Guest Author - Dr. Jonice Webb
We human beings struggle with many things. Life brings us problems, conflicts and complex situations. However, as a therapist, I often see that one of the most difficult things for many people to cope with in their lives is their own emotions.
There is not a person alive who hasn’t felt severe emotional pain at one point or another. So the question is - what are we to do when we feel terrible?
Here are some important guidelines to keep in mind:
• Emotional pain is not permanent. It always passes.
• Escaping or avoiding emotional pain only causes it to subside temporarily, if at all. Then it will come back, often more intensely.
• Emotions pass better and more permanently when they are tolerated and dealt with than when they are simply escaped from.
• Sitting with an unpleasant feeling, trying to put it into words, and thinking about the cause of it are all ways to tolerate and work through it.
Let’s take a look at how coping might be via the Escape It Method vs. the Tolerate It Method.
Soon, it will be Thanksgiving. Lizzie, a 26-year-old graduate student, lacked the funds to fly home to spend it with her family. She was disappointed when her parents did not offer to pay for her plane ticket. But not surprised, as they often let her down. However, Lizzie was delighted to learn that Grace, her best friend at college, would be spending Thanksgiving there as well. They made plans to spend Thanksgiving Day together. Then, at the last minute, Grace decided to go home to her family after all.
Lizzie was not only surprised; she also felt hurt. Grace didn’t invite Lizzie to go with her, and she wasn’t even very apologetic about how her change in plans affected Lizzie. Lizzie knows that she will be all alone, feeling uncared for and unloved on this major holiday.
On Thanksgiving Day, Lizzie sleeps as late as she can (sleep can be a way to avoid uncomfortable feelings). She finally gets up around noon, feeling terrible: alone, unloved, uncared for, and on some level, rejected by both her family and Grace.
Lizzie immediately goes on her favorite shopping website. She spends several hours looking at sweaters, skirts, tops and shoes. She puts a total of 15 items in her cart. Impulsively and without thinking, she presses the PAY NOW button. She sits for a few minutes and basks in the warm glow of the new clothes that she is imagining arriving over the next week.
Suddenly, she realizes that she is still alone on Thanksgiving Day.

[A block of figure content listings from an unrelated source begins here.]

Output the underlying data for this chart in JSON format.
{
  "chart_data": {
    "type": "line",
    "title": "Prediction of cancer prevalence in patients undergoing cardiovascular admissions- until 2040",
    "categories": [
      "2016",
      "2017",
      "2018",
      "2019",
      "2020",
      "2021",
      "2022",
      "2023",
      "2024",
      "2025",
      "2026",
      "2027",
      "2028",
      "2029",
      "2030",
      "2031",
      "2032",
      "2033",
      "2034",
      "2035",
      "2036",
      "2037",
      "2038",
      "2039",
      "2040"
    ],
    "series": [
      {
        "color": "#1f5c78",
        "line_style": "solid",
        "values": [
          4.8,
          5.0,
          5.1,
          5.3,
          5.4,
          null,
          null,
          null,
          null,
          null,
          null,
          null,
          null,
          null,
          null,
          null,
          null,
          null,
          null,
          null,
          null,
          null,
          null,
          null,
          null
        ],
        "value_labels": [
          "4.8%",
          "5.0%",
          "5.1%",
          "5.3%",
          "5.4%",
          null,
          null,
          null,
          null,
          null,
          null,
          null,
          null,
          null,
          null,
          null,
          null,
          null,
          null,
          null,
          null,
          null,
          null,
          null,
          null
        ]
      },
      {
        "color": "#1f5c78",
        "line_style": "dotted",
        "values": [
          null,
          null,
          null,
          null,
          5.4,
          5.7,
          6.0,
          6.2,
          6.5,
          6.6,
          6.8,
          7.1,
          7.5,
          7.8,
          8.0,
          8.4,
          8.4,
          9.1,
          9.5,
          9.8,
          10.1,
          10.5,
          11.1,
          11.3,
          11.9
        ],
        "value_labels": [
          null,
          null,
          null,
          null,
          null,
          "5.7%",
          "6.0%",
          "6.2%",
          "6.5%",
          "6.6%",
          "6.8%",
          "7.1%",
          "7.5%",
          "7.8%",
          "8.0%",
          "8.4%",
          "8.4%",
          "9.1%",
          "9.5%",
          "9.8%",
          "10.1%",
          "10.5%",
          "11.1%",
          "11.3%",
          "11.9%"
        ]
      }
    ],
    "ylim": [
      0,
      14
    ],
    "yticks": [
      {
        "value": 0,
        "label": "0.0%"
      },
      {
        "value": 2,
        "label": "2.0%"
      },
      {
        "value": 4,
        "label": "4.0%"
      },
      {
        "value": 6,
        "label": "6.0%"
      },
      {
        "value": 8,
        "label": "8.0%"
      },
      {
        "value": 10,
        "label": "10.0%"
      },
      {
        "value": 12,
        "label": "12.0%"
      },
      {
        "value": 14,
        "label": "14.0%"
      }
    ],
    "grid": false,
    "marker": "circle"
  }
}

Those bad feelings flow back in. Lizzie starts trying to think of her next escape mode to carry her through the rest of the day. She realizes that it’s after 4:00. “That’s late enough to open up a bottle of wine,” she thinks. So she does.
That night, Lizzie goes to bed feeling anesthetized by alcohol. But right before she falls asleep, she feels a deep regret for all of the money she charged on her credit card to purchase the clothes. She can tell that she will have a hangover tomorrow. And an uncomfortable realization hangs in the back of her mind, “I won’t feel any better tomorrow than I did today.”
The night before Thanksgiving, Lizzie sits alone in her apartment. She thinks about what tomorrow will be like. She thinks to herself, “It’s going to suck. I am going to feel lonely and sad. How am I going to get through the day?”
She sits down with a piece of paper, and starts writing down things that she can do to cope. Lizzie writes the following items:
• Go for a run
• Call my sister and talk to her on the phone
• Bake a loaf of bread
• Write in my journal
On Thanksgiving Day, Lizzie gets up feeling lonely, hurt, rejected and sad. But she drags herself out of bed at 9 a.m. She reminds herself that this was expected. “Anyone in my shoes would feel this way,” she reminds herself. “Just because I feel it, that doesn’t make it true.” This helps her feel a bit better, and she has a bowl of cereal and goes for a long run.
While she’s running, Lizzie thinks about why her parents didn’t buy her a ticket home. She remembers her mother talking about money problems, and realizes that this could be part of the reason. This, again, helps her feel better.
Lizzie goes through the rest of her day going back and forth between bad feelings, thinking them through, reminding herself that they’re just feelings, and engaging in the activities on her list.
That night she goes to bed tired, a bit sad, but also feeling proud of herself for having made it through the day. Tomorrow her roommate will return, and things will feel back on-track.
Yes, escape can be easier and more immediately gratifying. But it allows no opportunity to confront, work through, and think through your feelings. And, unfortunately, escaped feelings don’t really go away. They simply lurk below the surface awaiting an opportunity to rise again. And they will.